9. Limitation of Liability. EXCEPT IN THE EVENT OF A BREACH OF SECTION 6 (CONFIDENTIALITY) ABOVE OR A CLAIM REQUIRED TO BE INDEMNIFIED UNDER SECTION 7 (INDEMNITY) ABOVE, NEITHER PARTY NOR ITS REPRESENTATIVES WILL BE LIABLE FOR ANY INDIRECT, PUNITIVE, SPECIAL, INCIDENTAL OR CONSEQUENTIAL DAMAGES IN CONNECTION WITH OR ARISING OUT OF THIS AGREEMENT INCLUDING, WITHOUT LIMITATION, LOSS OF PROFITS, USE, DATA OR OTHER ECONOMIC ADVANTAGE, HOWEVER IT ARISES AND ON ANY THEORY OF LIABILITY, WHETHER IN AN ACTION FOR CONTRACT, STRICT LIABILITY OR TORT (INCLUDING NEGLIGENCE), OR OTHERWISE, WHETHER OR NOT PREVIOUSLY ADVISED OF THE POSSIBILITY OF SUCH DAMAGES AND NOTWITHSTANDING THE FAILURE OF THE ESSENTIAL PURPOSE OF ANY REMEDY. EXCEPT IN THE EVENT OF A BREACH OF SECTION 6 ABOVE (CONFIDENTIALITY), SECTION 2.3 ABOVE (OWNERSHIP OF INTELLECTUAL PROPERTY), SECTION 3 ABOVE (PRICING) OR A CLAIM REQUIRED TO BE INDEMNIFIED UNDER SECTION 7 ABOVE (INDEMNITY), NEITHER PARTY’S NOR ITS REPRESENTATIVES’ TOTAL LIABILITY ARISING OUT OF OR IN CONNECTION WITH THIS AGREEMENT SHALL EXCEED TEN THOUSAND DOLLARS (US$10,000).
10.1 Governing Law; Venue. This Agreement shall be governed by the laws of the State of
California, excluding its conflict of laws principles. Any claim under this Agreement shall be prosecuted exclusively in a court of competent jurisdiction within Los Angeles County, California, and each Party consents to the jurisdiction of any such court.
10.2 Assignment. Neither Party may assign or transfer, by operation of law or otherwise, any of its rights under this Agreement, to any third party without Licensor’s prior written consent, such consent not to be unreasonably withheld, conditioned or delayed. Any attempted assignment or transfer in violation of the foregoing will be null and void.
10.3 Severability; Waiver. In the event that any provision of this Agreement is unenforceable or invalid under any applicable law or be so held by an applicable court decision, such unenforceability or invalidity shall not render this Agreement unenforceable or invalid as a whole, and, in such event, such provisions shall be changed and interpreted so as to best accomplish the objectives of such unenforceable or invalid provision within the limits of applicable law or applicable court decisions. The waiver by either Party of any default or breach of this Agreement will not constitute a waiver of any other subsequent default or breach of this Agreement.

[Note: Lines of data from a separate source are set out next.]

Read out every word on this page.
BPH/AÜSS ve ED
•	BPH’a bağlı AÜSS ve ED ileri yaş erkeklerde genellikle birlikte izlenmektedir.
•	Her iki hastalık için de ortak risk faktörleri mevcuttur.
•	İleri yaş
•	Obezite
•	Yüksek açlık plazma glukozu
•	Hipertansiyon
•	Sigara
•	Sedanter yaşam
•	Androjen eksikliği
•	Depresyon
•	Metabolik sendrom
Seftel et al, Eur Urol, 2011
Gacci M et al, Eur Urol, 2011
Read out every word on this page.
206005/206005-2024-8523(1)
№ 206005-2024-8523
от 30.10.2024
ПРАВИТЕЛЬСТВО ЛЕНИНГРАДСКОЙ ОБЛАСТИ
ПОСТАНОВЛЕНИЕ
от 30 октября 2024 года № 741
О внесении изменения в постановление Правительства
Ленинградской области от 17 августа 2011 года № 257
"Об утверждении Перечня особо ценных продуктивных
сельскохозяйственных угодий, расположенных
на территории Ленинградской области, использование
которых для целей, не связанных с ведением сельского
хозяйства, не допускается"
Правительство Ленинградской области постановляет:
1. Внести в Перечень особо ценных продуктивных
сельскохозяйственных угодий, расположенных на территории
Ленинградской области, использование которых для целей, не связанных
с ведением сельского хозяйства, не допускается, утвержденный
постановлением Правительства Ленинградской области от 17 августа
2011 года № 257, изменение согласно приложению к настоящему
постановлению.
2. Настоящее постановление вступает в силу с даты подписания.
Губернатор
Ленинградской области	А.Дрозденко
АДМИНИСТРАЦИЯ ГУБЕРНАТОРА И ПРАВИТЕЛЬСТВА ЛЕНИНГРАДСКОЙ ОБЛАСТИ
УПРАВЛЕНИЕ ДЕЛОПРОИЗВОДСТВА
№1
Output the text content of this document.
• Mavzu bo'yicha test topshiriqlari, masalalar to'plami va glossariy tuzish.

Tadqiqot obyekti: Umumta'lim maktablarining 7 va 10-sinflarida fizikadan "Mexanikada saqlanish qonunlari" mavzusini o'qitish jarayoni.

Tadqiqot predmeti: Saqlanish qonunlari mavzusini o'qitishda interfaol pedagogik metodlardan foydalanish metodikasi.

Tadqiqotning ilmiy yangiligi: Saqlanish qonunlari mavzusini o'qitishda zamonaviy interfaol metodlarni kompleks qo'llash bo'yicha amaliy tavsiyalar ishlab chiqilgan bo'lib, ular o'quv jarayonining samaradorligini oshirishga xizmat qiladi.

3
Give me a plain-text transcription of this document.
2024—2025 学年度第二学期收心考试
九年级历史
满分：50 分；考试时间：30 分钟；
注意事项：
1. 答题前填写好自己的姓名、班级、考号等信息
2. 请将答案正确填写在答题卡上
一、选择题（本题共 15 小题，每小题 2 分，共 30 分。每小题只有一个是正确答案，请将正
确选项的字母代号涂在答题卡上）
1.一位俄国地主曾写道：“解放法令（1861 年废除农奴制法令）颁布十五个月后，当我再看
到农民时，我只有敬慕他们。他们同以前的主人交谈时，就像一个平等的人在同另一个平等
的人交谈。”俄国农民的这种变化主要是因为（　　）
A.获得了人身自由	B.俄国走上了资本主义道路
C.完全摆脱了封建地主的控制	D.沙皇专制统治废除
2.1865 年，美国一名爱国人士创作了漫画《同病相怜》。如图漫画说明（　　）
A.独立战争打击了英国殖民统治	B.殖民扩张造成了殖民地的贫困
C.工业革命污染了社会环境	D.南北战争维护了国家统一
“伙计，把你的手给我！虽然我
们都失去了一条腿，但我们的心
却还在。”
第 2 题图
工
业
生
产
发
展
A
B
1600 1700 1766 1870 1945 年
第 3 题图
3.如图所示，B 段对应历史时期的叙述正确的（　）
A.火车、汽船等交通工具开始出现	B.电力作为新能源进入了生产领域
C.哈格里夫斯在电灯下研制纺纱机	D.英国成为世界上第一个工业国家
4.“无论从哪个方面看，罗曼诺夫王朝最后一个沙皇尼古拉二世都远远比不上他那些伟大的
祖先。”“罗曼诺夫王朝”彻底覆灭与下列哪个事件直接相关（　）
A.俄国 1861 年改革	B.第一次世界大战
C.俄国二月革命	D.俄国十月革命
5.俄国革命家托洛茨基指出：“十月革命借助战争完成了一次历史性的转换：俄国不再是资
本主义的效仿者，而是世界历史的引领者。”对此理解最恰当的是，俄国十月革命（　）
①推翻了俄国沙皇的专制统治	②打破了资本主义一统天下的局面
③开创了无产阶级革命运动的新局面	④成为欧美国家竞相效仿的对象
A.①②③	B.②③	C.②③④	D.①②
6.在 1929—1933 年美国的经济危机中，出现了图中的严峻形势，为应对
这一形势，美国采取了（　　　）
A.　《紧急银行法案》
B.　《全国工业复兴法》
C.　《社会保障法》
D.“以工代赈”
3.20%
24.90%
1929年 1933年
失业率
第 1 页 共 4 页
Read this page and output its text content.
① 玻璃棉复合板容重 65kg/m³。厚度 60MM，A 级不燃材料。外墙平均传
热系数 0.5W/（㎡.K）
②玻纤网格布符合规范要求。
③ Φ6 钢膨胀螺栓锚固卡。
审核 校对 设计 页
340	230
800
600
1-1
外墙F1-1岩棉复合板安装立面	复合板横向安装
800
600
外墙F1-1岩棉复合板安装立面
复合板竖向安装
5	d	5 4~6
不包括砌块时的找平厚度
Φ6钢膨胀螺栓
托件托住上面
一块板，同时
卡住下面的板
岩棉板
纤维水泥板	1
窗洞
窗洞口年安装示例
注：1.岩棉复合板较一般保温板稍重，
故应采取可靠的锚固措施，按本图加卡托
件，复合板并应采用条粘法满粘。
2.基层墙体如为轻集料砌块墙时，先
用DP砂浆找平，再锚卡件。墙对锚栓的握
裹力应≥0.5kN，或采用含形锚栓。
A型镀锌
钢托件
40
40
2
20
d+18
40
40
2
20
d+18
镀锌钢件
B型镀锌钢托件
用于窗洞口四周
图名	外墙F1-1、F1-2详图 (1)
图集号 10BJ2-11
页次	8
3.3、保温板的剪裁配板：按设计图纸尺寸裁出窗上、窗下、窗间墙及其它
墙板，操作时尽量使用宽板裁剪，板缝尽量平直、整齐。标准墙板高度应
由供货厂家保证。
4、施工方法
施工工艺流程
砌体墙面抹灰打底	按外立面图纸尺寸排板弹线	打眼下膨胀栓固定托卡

10.4 Independent Contractors. Nothing contained herein shall be construed as creating any partnership, agency or other form of joint enterprise between the Parties.
10.5 Force Majeure. Neither Party shall be liable hereunder by reason of any failure or delay in the performance of its obligations hereunder on account of interruptions in the electrical supply, failure of the Internet, terrorism, strikes, shortages, riots, insurrection, fires, flood, storm, explosions, acts of God, war, governmental action, labor conditions, earthquakes, or any other cause which is beyond the reasonable control of such Party, or any provision of any present or future law or regulation of the US, or any applicable law that applies to the subject matter of this Agreement.
10.6 Compliance with Laws. The Parties agree to comply with all laws, rules and regulations, including, but not limited to, export compliance regulations, applicable to their respective performance under this Agreement.